# Photoshop CC crashes, CS6 works fine!



## theWeissGuy (Mar 5, 2014)

After hours on the phone with Adobe support here is a summary:
PS CC opens then immediately closes. This is new since the updated CC version. It was working fine previously. My system is Windows 8.1 64 bit, 8 gigs ram. The best the unknowledgeable tech support could tell me was that my system hardware didn't meet requirements for PS CC - he claimed my AMD Phenom II X4 965 was older than the "required" AMD Athlon 64 (circa 2003)!!! Said I needed to upgrade. Of course Adobe wouldn't guarantee that it would make any difference. So my LR 5.3 is now linked to my PS CS6 which I own and which works flawlessly.

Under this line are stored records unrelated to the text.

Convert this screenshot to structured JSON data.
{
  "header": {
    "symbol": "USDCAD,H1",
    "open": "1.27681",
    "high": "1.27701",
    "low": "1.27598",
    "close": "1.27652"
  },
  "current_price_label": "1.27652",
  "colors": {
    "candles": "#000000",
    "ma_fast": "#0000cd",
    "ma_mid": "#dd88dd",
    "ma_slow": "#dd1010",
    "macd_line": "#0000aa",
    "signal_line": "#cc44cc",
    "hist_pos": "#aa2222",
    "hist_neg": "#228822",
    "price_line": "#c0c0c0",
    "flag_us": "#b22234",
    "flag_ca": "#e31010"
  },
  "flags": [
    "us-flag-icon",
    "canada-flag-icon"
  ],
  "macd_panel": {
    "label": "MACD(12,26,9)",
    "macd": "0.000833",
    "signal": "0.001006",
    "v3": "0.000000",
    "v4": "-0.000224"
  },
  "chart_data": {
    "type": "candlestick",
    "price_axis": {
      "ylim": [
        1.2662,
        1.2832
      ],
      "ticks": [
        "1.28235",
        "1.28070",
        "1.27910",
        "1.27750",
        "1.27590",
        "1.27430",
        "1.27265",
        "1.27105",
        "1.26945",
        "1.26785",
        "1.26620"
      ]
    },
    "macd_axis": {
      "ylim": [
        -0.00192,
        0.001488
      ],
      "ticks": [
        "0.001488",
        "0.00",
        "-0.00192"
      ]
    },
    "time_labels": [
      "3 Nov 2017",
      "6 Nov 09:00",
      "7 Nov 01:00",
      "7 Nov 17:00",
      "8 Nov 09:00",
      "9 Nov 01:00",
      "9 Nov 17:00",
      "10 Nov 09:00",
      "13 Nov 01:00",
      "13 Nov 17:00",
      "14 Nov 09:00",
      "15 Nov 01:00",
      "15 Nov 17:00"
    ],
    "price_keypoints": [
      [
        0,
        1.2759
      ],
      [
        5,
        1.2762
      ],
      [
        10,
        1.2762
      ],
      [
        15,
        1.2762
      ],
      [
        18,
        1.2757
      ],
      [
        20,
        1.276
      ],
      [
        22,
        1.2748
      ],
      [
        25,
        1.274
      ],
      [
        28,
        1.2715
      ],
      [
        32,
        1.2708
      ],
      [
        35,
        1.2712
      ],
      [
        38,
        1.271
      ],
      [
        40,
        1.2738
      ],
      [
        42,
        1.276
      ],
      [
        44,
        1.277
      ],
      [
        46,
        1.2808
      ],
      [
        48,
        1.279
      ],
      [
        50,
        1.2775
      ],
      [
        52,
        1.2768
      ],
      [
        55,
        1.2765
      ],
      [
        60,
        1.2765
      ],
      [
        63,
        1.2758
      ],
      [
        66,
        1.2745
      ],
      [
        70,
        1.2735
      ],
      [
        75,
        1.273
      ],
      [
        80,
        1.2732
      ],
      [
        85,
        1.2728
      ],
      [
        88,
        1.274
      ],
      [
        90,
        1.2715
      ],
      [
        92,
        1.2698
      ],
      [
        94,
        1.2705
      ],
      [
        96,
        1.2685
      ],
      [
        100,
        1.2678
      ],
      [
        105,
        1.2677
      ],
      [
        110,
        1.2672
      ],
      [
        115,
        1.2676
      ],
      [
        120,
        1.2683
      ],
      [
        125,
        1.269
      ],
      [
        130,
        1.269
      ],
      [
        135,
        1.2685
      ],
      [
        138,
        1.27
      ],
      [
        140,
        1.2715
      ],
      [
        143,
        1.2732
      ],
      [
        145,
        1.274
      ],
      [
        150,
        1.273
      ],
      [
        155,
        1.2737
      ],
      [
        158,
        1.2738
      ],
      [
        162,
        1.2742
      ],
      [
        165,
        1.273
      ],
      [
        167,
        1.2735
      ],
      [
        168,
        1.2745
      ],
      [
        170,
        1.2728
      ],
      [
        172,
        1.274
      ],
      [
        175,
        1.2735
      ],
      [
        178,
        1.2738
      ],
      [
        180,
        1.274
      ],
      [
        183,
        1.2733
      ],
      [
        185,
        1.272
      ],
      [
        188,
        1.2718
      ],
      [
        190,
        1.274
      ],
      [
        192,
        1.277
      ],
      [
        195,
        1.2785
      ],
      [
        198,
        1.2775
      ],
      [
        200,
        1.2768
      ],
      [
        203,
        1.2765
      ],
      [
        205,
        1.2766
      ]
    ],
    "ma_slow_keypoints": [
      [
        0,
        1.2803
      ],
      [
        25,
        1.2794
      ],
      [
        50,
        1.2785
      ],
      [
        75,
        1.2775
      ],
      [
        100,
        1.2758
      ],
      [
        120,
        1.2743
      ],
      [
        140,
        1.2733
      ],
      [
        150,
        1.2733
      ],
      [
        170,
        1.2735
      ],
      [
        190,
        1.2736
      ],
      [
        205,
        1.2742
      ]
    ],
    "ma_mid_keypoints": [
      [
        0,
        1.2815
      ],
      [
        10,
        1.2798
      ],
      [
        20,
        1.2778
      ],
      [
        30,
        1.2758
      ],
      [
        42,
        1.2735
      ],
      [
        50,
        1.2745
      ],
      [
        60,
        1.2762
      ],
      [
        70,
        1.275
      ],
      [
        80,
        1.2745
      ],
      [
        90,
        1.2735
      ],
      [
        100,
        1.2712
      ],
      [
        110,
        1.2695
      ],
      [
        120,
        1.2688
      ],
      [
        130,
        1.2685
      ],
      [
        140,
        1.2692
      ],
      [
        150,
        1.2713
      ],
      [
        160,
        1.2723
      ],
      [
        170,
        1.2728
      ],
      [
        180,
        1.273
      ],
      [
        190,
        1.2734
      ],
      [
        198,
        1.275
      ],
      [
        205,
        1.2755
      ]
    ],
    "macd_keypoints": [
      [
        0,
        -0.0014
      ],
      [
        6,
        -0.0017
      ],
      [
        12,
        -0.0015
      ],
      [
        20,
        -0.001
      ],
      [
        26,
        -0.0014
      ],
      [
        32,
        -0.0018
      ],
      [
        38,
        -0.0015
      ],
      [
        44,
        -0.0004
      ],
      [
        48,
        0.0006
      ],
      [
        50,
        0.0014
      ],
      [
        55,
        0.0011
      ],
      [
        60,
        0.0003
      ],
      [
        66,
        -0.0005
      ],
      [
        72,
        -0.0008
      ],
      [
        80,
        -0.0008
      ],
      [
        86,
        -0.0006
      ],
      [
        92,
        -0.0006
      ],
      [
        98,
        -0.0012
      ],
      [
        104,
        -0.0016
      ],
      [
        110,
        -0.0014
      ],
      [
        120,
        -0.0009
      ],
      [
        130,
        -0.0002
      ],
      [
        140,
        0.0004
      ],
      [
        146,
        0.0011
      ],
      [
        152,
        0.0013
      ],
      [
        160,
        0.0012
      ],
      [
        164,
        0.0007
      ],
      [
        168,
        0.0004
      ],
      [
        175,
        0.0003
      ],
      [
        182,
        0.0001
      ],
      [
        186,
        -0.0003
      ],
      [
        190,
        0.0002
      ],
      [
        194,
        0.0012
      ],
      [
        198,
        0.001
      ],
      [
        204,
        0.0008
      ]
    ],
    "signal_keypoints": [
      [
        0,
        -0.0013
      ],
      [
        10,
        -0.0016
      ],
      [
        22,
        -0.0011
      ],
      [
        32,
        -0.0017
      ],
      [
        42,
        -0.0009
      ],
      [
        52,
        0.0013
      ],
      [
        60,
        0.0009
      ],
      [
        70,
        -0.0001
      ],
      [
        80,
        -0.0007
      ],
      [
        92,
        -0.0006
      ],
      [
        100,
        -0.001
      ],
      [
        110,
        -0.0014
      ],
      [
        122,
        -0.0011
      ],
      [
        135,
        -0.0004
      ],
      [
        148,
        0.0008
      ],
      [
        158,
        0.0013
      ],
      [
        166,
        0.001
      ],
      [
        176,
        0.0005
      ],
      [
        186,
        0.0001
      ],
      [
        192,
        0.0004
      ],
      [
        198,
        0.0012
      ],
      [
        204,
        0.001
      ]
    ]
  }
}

My solution - cancel CC, stick to software that I own.

theweissguy


----------



## Replytoken (Mar 6, 2014)

I am sorry to hear about your problems.  While I cannot make any specific comments about your computer hardware or situation, this type of issue, working fine before an update, and then not working afterwards, has the potential to becme a real problem for users and companies like Adobe.  Yes, fixes can be pushed out quickly if they are discovered and corrected, but that relies on a lot of things happening, and happening in reasonably short order.  Further complicating the situation is the quality and accessibility of customer service.  If technicians cannot provide value to the situation, then things can quickly get out of hand, especially if a customer is on deadline.  I hope Adobe give these issues some consideration for our sake, and theirs as well.

--Ken


----------



## theWeissGuy (Mar 6, 2014)

ReplyToken - Thanks. I can't agree more completely with your comment. But now for a further update. After reinstalling a trial version of Dreamweaver CC, PS CC now works!! Go figure. It's clear (at least on my windows 8.1 configuration) that cloud updates/installs interact in unpredictable fashion. Another reason for BUYER BEWARE!

theweissguy


----------



## Replytoken (Mar 6, 2014)

Glad to hear things are working.  In a perfect world, a model like CC might work well.  But, as we are not in a perfect world, it would be nice if we had the ability to roll back installations if there were problems.  Apple does not really offer it on their iOS devices, but Android does allow some version of a rollback on phones (uninstall updates, IIRC).  I know that most companies want to move to cloud-based subscription models, but I am just not sure how deadline driven companies are going to feel when their software updates have serious conflicts and their tools of the trade are not available for use.  I guess we'll find out soon enough.

--Ken


----------